I need to start by apologizing for my abhorrent lack of coverage of Denver's deep freeze. It's shameful, I know, but I have a reason. It's called gargoyling (see third entry). Some of you may call it twin fire. Whatever the preferred term, shitting lava while projectile vomiting into the bathtub is sure to take the wind out of the sails of even the most hardy blogger, and old Flip is no exception. Sunday night saw my body expel every last drop of its contents and then some which left me in a confused and semi-catatonic state for the next 24 hours. The only activities I could muster energy for was drinking Gatorade(TM), laying on the couch, eating pho and swallowing a vicodin. Things were grim and stinky around FKS headquarters. Luckily, I put my energy into the right activities and am mended as of today . . . just in time to go back to work and enjoy temperatures that would make a Canadian blush.
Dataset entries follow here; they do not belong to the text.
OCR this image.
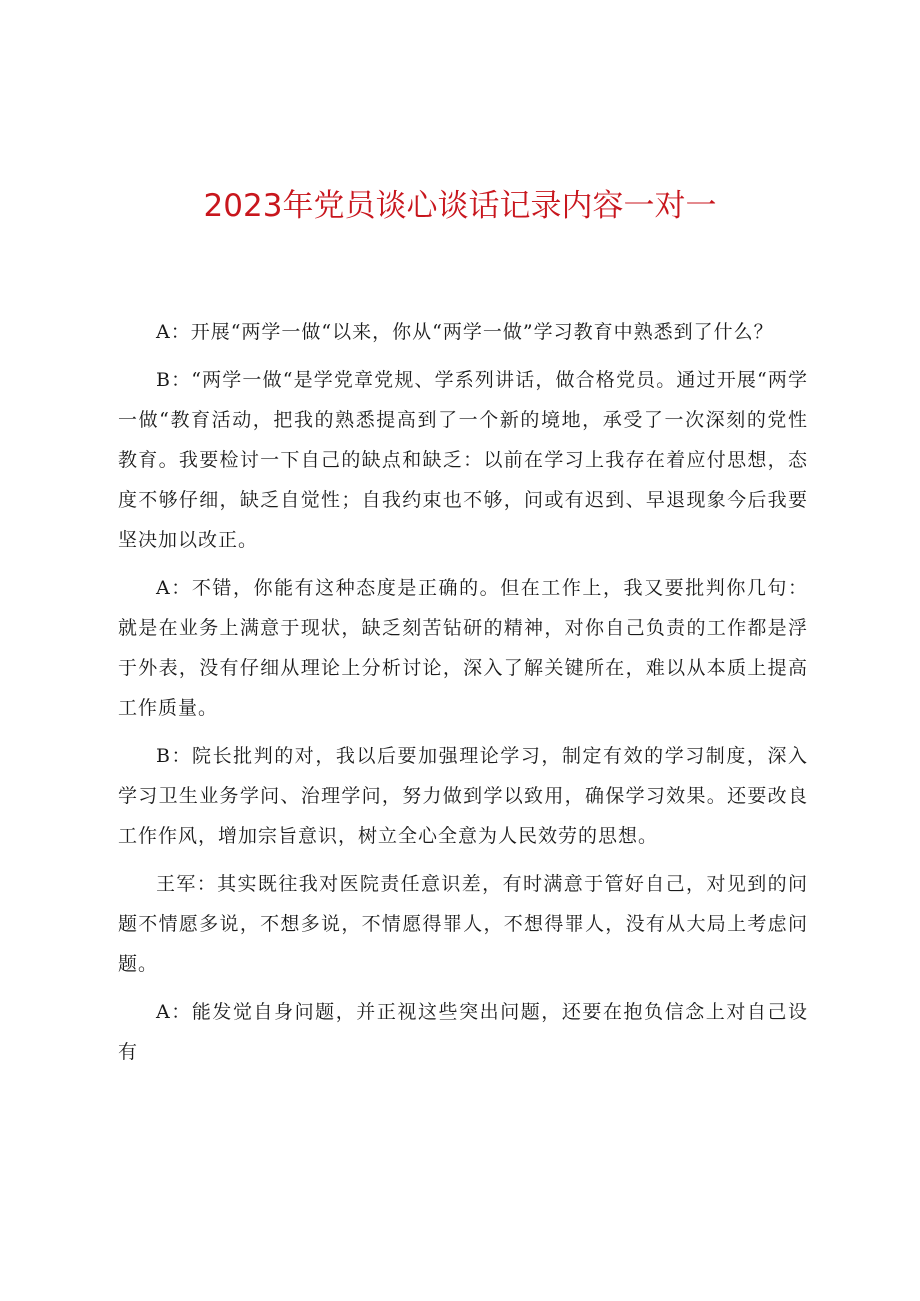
2023年党员谈心谈话记录内容一对一

A：开展“两学一做“以来，你从“两学一做”学习教育中熟悉到了什么？

B：“两学一做“是学党章党规、学系列讲话，做合格党员。通过开展“两学一做“教育活动，把我的熟悉提高到了一个新的境地，承受了一次深刻的党性教育。我要检讨一下自己的缺点和缺乏：以前在学习上我存在着应付思想，态度不够仔细，缺乏自觉性；自我约束也不够，问或有迟到、早退现象今后我要坚决加以改正。

A：不错，你能有这种态度是正确的。但在工作上，我又要批判你几句：就是在业务上满意于现状，缺乏刻苦钻研的精神，对你自己负责的工作都是浮于外表，没有仔细从理论上分析讨论，深入了解关键所在，难以从本质上提高工作质量。

B：院长批判的对，我以后要加强理论学习，制定有效的学习制度，深入学习卫生业务学问、治理学问，努力做到学以致用，确保学习效果。还要改良工作作风，增加宗旨意识，树立全心全意为人民效劳的思想。

王军：其实既往我对医院责任意识差，有时满意于管好自己，对见到的问题不情愿多说，不想多说，不情愿得罪人，不想得罪人，没有从大局上考虑问题。

A：能发觉自身问题，并正视这些突出问题，还要在抱负信念上对自己设有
Yes sir, Old Man Winter came shuffling back to town like a crusty drunk - smacking us all on the knuckles with his cane as he wandered by. He also called us "sons of whores" and "daughters of juggalos." Dude's a crotchety dick. But he did remind us that we live at the bosom of the mighty Rocky Mountains. Denver can indeed be a cruel and unusual place to live in terms of weather. On Friday the high temperature was inching near 70. On Tuesday it barely tickled zero. But so what? Those saps back east would give a lot of cash and appendages for wild swings in temperature. Having feet of snow on the ground for months on end, unless you're in the mountains, is akin to having a cheese grater rubbed slowly up and down your thighs. You feel the pain every inch of the way.
But that's neither here nor there. This post isn't about us. It's about longtime friend of the site, popular action figure and all around bad ass meteorologist Jim Cantore. The exuberance, passion, bewilderment and unadulterated joy displayed by Mr. Cantore on Michigan Avenue last night was simply a sight to behold. I left the weather channel on all evening as I went about my chores (read: napping, masturbation, sighing, sitting in the sauna, sipping spicy Spanish wine) and would rush back to the television anytime they cut live to Cantore. I imagine, by now, you've seen his reaction to the bolt of lightning, but there was more goodness where that came from:
Mother Nature is clearly Cantore's mistress. Look for a Windy City Jim action figure in stores near you . . . coming soon.
And I would be remiss if I didn't give Coniglio some props. He eschewed the coattails of the National Weather Service and correctly predicted the snow Sunday night/Monday morning would be between 1-4 inches (NWS predicted 3-6). Way to trust your gut, sir. You have fortitude and that's all we ask for in our meteorologists. It's why Jimmy Cantore's so god damned awesome. Keep up the good work, Marty.